Neden biz, kendimiz....
Bunu çoğu kitaplarda da yer almış bir örnekle açıklamaya çalışacağım. İnsan yaşamı bu örnekte bir tren yolculuğuna benzetiliyor. İnsanlar bilet alıyor, tek tek ya da gruplar halinde değişik istasyonlardan, değişik zamanlarda tirene biniyor. Tren hareket ediyor, yolculuk başlıyor. İki kompartıman var. Birinde şartlar çok kötü, ışıksız, soğuk, temiz değil, gürültülü vb. Diğerinde iyi. Kötü kompartımandaki yolcular şartların iyi olmadığı için şikayetçiler, diğer kompartımandakiler ise diğer yolcuların varlığından, gürültüsünden, kokusundan vb şikayetçiler. İkisi de yöneticilerinden memnun değiller. Hepimizi memnun edecek yeni bir yönetici bulalım derler. Bu düşünce üzerine yönetici olmak isteyen adaylar ortaya çıkar. Nedense bu kişilerde yöneticilik özelliği var mı, yok mu araştırılmaz, akıla gelmez. Adaylar her iki tarafa da duymasını istedikleri sözleri söyler. Yani şartları değiştireceklerini vaad eder. Seçim yapılır, iyi konuşan, iyi vaadlerde bulunan, duymak istenilenleri en inandırıcı söyleyen kişiler duygusal olan yolcularca yeni yönetici olarak seçilir. Seçilenler ilk günler ilk heyecanla lokomotifin başına geçer, düğmeye yeni bir şekilde basarlar. Birkaç yıl, hatta birkaç ay sonra sorunlar çözülmediğinden tekrar memnunsuzluk başlar.
Ne olacak?
Yolcular tekrar yönetici aramaya başlarlar.
Bu böyle devam eder.
Düşünelim, kim suçlu?
Tİrenin kendisi mi, biz mi, politikacı dediğimiz yöneticiler mi?

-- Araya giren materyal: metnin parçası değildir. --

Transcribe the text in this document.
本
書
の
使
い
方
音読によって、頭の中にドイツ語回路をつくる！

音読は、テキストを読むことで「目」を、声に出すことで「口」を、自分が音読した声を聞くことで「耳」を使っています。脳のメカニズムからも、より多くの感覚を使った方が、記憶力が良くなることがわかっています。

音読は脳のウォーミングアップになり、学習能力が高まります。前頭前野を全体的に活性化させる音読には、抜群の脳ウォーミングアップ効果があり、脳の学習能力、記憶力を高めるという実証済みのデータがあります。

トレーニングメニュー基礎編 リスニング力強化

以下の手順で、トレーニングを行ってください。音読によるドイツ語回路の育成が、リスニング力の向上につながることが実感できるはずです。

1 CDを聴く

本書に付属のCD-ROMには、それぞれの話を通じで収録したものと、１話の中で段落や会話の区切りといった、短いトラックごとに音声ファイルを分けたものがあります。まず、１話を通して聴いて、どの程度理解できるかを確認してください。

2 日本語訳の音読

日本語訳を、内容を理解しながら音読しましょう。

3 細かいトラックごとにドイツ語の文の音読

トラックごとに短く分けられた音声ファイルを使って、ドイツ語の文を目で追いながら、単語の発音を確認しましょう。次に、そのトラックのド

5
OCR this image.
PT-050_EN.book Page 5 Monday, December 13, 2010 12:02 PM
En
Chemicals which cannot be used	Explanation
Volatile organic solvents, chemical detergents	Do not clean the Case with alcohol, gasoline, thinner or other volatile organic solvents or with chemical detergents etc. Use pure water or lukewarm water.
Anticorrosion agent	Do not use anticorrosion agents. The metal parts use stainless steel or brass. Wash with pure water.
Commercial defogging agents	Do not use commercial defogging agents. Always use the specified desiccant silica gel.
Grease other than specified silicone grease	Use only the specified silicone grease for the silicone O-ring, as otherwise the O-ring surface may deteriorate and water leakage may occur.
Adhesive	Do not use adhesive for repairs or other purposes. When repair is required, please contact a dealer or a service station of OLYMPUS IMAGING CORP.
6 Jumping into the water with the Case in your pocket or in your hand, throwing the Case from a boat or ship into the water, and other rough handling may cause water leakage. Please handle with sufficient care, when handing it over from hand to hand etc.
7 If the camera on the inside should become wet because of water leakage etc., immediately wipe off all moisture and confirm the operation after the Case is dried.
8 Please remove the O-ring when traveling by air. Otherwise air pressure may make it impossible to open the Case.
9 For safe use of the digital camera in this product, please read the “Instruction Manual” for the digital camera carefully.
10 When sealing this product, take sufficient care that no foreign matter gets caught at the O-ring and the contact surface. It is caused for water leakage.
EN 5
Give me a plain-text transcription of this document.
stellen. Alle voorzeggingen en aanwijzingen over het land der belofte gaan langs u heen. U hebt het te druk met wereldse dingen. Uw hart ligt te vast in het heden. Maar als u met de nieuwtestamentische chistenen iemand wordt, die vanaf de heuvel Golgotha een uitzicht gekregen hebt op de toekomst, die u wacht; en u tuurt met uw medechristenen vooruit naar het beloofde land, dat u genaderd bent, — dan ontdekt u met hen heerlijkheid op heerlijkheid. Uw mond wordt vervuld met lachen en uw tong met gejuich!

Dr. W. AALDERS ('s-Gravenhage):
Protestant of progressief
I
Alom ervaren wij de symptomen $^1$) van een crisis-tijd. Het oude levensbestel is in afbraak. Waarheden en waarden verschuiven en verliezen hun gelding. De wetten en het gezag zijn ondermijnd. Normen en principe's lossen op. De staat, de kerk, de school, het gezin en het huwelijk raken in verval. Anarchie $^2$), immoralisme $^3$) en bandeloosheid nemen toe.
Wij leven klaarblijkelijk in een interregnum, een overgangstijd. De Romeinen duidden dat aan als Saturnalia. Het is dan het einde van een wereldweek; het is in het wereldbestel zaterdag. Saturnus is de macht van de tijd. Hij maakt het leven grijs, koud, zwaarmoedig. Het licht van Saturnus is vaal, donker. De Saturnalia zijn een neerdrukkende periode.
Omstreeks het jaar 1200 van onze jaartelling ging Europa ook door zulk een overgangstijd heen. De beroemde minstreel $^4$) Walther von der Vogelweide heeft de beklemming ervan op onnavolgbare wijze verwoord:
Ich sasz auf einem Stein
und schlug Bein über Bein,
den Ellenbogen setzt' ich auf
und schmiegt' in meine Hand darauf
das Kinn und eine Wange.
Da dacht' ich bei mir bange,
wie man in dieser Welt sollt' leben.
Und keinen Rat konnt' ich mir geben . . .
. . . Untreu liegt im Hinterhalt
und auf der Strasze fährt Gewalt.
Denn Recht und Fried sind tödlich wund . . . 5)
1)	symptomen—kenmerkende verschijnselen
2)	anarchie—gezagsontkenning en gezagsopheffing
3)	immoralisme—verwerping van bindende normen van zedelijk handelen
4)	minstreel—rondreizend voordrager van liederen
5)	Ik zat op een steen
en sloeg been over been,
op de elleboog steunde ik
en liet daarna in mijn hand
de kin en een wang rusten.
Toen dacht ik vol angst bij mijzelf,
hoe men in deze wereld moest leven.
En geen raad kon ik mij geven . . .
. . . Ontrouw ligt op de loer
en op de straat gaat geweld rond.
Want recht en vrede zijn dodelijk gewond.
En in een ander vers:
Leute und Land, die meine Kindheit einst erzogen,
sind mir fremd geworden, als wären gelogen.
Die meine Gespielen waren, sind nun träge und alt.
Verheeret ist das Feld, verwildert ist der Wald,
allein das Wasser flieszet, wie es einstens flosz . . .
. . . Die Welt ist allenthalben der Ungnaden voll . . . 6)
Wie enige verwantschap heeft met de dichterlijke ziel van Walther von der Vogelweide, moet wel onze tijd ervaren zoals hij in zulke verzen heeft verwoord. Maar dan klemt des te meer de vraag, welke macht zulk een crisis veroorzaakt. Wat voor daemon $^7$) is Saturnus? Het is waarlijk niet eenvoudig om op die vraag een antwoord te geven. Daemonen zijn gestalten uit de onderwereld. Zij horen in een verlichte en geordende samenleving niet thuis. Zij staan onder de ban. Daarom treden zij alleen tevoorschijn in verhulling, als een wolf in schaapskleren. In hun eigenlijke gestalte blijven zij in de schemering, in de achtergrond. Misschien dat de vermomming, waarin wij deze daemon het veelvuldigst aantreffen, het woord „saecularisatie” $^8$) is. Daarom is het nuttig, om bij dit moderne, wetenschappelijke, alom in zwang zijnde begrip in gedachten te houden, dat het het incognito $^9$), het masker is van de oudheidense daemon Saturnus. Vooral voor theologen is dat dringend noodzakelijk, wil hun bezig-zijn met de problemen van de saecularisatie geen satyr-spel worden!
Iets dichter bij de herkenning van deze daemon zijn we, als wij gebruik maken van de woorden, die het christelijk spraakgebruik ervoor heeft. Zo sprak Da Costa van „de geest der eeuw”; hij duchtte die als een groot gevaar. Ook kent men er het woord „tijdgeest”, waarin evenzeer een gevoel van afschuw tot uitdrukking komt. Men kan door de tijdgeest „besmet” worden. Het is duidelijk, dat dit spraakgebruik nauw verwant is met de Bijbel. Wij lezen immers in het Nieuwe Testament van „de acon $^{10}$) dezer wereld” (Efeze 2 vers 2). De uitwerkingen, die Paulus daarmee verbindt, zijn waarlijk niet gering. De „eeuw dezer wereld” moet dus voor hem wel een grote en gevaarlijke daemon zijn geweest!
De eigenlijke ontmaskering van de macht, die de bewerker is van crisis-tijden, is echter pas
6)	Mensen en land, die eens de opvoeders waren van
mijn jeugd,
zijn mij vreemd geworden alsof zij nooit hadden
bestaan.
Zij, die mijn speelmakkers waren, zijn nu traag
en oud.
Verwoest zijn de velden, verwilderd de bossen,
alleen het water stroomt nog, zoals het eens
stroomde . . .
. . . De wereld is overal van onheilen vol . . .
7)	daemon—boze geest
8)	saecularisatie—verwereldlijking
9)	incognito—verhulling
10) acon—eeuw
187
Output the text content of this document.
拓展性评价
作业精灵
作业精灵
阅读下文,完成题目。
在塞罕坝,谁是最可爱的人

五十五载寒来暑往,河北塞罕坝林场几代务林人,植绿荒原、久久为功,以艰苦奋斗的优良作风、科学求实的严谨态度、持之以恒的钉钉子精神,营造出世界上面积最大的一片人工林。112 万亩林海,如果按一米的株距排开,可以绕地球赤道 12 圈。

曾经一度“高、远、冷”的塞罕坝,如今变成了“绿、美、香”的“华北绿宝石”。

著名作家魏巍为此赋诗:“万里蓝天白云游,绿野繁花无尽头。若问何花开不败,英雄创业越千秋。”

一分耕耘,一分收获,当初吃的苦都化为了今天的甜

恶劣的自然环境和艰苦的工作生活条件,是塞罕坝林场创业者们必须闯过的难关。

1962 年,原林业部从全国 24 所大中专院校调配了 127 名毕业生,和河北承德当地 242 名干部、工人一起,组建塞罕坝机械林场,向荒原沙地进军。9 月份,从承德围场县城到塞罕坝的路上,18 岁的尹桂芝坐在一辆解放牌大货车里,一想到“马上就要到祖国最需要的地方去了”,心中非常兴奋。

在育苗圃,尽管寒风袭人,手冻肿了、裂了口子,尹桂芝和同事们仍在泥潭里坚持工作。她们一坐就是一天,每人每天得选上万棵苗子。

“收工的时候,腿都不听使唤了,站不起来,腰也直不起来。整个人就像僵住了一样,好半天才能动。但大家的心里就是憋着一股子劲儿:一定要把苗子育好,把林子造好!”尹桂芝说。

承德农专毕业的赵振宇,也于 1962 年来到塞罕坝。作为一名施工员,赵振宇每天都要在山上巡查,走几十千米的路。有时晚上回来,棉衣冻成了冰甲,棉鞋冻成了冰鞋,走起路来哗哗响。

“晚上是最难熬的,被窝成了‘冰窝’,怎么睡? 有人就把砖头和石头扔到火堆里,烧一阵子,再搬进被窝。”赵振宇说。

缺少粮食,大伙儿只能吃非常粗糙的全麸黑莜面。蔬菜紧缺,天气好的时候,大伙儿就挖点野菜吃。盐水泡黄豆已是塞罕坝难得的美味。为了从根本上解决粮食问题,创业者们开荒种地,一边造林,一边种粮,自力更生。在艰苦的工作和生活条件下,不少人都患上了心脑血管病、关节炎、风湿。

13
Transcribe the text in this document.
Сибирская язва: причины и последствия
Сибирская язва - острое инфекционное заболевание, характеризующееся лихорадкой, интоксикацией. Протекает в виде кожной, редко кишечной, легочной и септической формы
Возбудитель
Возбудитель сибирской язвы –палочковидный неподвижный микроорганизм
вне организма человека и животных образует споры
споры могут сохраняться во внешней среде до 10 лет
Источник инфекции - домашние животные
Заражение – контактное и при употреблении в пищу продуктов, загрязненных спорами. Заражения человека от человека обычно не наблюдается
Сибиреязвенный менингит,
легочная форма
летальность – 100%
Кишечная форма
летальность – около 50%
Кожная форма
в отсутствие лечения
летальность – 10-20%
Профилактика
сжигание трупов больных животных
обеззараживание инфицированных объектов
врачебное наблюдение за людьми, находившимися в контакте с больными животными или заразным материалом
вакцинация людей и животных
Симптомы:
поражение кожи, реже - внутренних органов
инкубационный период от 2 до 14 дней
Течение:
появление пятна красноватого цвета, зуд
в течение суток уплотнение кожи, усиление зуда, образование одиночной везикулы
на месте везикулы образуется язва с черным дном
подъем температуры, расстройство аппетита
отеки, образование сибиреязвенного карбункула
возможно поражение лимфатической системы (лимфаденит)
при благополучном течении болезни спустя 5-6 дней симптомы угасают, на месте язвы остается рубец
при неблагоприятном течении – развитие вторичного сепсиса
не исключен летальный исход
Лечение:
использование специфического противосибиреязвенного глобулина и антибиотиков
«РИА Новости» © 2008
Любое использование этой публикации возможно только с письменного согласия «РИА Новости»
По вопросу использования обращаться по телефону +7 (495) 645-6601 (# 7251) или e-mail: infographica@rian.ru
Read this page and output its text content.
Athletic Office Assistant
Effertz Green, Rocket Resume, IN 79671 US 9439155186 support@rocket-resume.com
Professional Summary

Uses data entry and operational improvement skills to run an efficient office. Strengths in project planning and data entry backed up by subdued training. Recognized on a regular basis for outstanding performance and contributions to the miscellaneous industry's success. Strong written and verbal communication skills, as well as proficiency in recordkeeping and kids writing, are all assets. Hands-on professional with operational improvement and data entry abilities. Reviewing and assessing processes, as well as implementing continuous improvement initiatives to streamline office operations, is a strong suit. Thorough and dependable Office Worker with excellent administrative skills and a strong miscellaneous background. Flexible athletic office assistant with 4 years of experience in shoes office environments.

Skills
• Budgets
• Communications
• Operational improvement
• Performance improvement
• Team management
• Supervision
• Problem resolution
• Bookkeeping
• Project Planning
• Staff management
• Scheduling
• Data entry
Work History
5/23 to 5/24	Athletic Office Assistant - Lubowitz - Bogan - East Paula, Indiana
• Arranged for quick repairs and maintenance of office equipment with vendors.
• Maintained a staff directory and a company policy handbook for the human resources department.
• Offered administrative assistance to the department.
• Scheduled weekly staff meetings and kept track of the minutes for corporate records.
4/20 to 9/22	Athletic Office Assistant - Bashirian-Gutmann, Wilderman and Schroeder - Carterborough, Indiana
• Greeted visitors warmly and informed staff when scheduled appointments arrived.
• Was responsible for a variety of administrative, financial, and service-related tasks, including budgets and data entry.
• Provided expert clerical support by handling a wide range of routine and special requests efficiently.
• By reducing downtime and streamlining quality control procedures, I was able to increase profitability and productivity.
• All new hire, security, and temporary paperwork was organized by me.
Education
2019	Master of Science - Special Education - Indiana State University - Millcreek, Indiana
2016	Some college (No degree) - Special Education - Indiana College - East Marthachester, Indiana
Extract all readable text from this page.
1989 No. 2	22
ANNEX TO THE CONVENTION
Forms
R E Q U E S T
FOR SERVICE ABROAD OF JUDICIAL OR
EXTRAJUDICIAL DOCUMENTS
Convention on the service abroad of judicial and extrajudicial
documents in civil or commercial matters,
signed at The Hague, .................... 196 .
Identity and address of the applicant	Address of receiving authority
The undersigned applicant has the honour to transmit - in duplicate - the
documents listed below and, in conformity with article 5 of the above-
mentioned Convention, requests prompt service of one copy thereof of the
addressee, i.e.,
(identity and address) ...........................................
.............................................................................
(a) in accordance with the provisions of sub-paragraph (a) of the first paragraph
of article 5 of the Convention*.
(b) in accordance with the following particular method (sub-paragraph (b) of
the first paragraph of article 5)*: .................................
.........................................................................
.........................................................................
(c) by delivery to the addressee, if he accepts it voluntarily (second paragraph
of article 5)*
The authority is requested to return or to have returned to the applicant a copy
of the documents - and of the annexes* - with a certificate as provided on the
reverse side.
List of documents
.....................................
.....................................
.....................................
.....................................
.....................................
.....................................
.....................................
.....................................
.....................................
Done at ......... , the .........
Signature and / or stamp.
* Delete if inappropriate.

Tİren diyemeyiz, tren bizim idaremizle hareket etmektedir, politikacı dediğimiz yöneticiler diyemeyiz, çünkü o kişiler bizim aramızdan çıkmış, bizim seçimimizle yönetime gelmiş kişilerdir. Bizim düzeyimiz ne ise o kişinin de düzeyi aynıdır. Aramızda demek ki sanatçı, bilim adamı, filozof olan kişileri bulma çabası göstermemiş, duymak istediklerimizi söyleyen, kendimiz gibi olan kişileri yönetici olarak başımıza getirmişiz. Bizim gibi sorunları olan kişilerdir onlar. Sorunumuz içimizde bilim adamı, sanatkar, filozof kişilerin olmaması mı, yoksa onları arama ihtiyacı duymamamız mı?
Şimdiki dünya böyle kişilerden yoksun mu?
Bugün başarısızlıklarımızın çoğunu zamana yükleriz, ' zamanım yok' gerekçesiyle savunmaya geçeriz. Çoğu kez de bir hizmeti yerine getirmekten zamanım yok bahanesiyle uzaklaşır, kaçarız. Nelerden kaçıyoruz, nelerden kaçmıyoruz? Bunları görmemiz, nedenlerini araştırmamız gerek. Bizim gibi herkesin zamanı çok değerli..Kimsenin boşa harcayacağı, fazla bir zaman lüksü yok kendince.
Peki değişik faaliyetlerde gönüllü adıyla oluşturulan guruplardaki kişiler üstelik maddi bir karşılık da olmadığı halde nasıl bu zamanı bulabiliyorlar?
Düşünmeliyiz, şu vakİte kadar ne yapmaya çalıştık, diğer insanlara neler kazandırdık?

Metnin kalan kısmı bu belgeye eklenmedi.